Prime Minister Malcolm Turnbull has ignored warnings from his own party and declared he’ll be heading to Mardi Gras as a spectator.
Mr Turnbull will become the first sitting Prime minister to attend the annual gay and lesbian rights parade. He’s attended the event many times in the past as it is held in his Wentworth electorate.
Earlier this year anonymous MPs in the government has described the idea of the PM attending Mardi Gras as “dangerous”.
Unlike Greens leader Richard di Natalie and Labor’s Bill Shorten who will be marching in the parade, the Prime Minister will be a spectator watching from the sidelines.

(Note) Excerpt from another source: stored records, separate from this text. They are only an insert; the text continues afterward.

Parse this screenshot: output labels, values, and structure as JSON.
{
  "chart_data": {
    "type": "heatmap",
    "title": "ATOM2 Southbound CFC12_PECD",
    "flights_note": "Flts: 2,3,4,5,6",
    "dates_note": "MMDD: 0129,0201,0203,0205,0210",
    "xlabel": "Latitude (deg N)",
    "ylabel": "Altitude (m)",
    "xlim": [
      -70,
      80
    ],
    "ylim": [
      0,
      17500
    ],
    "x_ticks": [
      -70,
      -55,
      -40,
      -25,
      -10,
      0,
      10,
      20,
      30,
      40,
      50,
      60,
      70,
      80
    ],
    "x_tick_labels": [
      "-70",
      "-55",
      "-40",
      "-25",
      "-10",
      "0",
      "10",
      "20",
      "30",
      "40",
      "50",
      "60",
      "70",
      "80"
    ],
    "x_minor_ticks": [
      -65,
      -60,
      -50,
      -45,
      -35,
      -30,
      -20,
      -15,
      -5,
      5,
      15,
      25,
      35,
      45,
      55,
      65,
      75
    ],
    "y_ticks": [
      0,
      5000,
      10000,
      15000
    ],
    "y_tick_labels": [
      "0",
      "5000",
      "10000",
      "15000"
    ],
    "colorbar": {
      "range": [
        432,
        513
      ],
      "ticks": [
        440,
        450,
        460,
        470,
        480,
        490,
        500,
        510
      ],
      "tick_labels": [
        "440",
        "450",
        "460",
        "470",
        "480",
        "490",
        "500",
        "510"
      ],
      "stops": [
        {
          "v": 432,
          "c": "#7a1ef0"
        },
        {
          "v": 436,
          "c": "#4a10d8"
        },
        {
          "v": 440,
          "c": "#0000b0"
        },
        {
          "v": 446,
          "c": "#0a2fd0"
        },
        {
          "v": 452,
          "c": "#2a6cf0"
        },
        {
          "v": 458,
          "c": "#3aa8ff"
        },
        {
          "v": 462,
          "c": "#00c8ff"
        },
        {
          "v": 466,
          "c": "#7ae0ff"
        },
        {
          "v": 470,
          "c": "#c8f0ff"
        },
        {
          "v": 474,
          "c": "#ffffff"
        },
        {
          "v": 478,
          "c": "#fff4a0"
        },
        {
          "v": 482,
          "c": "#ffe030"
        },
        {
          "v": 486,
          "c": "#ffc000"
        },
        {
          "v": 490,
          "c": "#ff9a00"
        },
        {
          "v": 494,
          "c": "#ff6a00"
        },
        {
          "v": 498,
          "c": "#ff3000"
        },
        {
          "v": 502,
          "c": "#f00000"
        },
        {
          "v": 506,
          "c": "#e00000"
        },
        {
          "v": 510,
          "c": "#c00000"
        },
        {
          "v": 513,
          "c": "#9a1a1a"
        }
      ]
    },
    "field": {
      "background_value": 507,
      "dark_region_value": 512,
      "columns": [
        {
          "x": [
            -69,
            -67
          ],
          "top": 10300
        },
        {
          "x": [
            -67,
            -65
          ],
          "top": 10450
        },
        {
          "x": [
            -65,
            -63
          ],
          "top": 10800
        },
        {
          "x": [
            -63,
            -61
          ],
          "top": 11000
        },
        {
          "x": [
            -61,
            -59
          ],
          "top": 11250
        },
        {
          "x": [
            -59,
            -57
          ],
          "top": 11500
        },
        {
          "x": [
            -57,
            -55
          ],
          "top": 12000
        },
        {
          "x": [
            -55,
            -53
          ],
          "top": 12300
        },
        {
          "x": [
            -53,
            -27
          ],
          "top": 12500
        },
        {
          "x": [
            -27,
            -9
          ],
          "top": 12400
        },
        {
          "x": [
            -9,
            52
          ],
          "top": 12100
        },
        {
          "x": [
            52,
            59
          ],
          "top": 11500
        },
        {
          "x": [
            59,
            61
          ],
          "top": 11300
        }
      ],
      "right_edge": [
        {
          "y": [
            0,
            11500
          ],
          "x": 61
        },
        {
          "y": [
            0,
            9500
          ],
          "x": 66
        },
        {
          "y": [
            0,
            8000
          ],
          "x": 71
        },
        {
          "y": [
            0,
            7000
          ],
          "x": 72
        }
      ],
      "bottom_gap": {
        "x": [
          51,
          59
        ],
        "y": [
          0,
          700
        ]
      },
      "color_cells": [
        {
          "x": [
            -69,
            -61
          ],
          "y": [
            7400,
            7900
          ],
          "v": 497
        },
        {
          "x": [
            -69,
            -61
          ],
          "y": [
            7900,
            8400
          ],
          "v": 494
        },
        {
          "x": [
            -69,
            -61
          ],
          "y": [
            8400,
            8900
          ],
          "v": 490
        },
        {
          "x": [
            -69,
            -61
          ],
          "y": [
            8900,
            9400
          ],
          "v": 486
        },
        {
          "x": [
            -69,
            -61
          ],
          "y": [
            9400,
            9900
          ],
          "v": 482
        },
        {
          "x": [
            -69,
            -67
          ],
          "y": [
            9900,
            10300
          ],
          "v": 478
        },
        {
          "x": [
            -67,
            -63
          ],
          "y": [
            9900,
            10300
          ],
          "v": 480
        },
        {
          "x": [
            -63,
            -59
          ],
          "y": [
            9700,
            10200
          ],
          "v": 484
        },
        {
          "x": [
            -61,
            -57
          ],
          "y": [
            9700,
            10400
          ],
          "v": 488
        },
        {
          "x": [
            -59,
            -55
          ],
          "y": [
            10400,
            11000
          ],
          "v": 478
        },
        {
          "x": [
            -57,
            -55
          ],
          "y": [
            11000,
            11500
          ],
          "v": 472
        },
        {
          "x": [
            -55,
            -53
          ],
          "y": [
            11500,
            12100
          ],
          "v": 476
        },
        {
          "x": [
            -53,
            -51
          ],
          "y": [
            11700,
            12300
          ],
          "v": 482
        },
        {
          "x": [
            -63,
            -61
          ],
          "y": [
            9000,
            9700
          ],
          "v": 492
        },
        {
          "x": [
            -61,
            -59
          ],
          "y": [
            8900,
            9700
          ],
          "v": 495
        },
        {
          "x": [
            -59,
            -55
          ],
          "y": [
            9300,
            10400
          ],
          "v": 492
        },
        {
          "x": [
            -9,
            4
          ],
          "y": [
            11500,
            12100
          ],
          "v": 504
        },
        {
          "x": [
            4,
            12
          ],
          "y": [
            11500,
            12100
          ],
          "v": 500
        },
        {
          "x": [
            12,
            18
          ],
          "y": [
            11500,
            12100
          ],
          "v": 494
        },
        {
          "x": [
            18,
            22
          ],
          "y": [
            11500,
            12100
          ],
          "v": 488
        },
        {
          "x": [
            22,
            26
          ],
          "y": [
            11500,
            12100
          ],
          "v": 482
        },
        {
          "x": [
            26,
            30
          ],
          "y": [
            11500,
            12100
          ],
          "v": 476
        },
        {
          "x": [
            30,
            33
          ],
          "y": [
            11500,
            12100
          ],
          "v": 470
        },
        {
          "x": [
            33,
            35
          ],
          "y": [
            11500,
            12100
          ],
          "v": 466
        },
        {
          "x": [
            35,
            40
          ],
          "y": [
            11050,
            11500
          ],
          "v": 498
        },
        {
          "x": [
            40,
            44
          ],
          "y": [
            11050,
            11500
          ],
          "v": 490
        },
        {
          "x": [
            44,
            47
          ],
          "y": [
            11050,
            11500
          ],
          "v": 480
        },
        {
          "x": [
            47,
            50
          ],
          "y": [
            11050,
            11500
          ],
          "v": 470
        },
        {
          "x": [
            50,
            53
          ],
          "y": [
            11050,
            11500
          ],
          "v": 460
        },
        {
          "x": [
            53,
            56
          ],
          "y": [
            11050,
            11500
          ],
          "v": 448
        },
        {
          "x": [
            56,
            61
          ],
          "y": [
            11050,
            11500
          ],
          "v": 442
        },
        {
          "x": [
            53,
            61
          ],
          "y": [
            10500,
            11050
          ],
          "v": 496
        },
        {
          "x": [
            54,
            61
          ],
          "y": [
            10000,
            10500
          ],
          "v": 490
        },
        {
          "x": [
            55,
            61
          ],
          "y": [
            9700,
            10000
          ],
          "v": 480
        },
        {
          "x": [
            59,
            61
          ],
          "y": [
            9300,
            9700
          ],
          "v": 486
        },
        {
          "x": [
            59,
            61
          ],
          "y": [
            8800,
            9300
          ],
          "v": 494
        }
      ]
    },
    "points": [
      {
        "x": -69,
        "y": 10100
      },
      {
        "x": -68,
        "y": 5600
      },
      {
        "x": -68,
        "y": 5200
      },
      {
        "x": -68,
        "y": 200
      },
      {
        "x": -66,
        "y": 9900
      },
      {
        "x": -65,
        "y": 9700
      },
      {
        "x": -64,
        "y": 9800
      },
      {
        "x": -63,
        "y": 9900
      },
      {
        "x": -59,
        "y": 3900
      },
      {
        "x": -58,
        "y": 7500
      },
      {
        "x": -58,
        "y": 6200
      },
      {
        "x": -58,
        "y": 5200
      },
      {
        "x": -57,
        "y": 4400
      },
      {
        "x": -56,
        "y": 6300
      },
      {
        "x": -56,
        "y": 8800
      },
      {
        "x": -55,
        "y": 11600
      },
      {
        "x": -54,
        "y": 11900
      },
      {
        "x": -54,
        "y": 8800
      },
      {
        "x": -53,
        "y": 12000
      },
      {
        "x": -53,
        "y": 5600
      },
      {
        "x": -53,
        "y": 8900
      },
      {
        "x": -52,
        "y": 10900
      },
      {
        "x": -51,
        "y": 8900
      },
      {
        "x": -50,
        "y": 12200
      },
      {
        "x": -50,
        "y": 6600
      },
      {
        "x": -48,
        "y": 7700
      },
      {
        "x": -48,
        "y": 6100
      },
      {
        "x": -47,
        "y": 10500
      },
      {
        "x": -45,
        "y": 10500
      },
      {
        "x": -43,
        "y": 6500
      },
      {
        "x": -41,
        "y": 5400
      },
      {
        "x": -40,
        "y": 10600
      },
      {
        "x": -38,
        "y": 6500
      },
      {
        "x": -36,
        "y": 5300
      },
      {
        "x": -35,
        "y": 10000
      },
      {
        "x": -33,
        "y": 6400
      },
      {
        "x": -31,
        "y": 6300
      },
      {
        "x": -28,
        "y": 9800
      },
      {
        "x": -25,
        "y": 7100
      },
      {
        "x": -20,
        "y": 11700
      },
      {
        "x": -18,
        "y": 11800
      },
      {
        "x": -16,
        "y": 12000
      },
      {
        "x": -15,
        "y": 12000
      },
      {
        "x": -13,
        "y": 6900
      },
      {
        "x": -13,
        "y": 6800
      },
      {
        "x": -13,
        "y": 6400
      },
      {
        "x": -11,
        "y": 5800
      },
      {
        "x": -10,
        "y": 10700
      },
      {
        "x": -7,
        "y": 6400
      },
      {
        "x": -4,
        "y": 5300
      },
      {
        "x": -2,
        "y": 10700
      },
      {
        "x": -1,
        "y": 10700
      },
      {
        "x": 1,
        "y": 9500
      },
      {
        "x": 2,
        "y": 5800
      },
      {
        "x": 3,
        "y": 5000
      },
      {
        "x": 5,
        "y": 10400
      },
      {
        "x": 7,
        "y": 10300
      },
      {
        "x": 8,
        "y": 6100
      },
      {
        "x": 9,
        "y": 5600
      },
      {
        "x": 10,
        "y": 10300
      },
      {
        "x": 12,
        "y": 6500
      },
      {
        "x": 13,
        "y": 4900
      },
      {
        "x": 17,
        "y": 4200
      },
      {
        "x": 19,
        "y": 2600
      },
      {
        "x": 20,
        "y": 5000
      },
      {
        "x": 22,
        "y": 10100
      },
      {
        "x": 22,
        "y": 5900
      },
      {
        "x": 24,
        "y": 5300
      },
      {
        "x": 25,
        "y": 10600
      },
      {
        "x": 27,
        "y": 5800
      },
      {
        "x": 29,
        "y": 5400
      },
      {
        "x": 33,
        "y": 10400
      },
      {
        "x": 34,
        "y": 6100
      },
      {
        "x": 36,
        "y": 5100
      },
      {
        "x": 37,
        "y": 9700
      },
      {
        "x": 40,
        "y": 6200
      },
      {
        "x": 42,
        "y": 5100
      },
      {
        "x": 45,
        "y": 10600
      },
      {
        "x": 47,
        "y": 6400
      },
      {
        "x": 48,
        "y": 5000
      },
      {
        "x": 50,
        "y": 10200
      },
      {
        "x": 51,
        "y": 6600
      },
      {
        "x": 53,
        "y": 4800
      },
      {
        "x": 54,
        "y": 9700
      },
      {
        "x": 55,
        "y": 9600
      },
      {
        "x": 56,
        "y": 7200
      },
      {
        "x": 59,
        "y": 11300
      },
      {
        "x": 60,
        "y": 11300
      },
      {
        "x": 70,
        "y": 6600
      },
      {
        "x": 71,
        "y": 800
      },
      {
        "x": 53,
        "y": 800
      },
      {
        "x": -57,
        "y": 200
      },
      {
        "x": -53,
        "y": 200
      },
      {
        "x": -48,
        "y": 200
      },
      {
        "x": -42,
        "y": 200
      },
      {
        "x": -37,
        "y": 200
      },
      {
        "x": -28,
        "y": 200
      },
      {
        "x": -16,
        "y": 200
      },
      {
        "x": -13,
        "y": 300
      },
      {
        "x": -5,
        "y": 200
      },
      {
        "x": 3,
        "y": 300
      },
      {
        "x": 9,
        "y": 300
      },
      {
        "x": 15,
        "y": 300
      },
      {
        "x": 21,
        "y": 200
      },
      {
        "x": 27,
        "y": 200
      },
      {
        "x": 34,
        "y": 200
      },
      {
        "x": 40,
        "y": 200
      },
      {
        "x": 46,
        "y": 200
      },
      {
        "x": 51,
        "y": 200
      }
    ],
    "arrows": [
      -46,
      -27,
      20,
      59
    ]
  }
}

What kind of reception the PM will get an the event will be an unknown quantity, given the coalitions dedication to a plebiscite on marriage equality and the attacks by conservative MPs on the Safe Schools Coalition, the PM might get a mixed reaction at Mardi Gras.
Mardi Gras CEO Michele Bauer said Mr Shorten’s participation meant a great deal.
“It means a great deal,” Ms Bauer told SKY News on Saturday. “The fact that our issues are being taken seriously, the fact that we are being accepted fully into the community, that our voices are being listed to.”
Mardi Gras is being broadcast live by SBS on their webpage and by Melbourne’s JOYFM. A television broadcast of the highlights will be on SBS on Sunday night.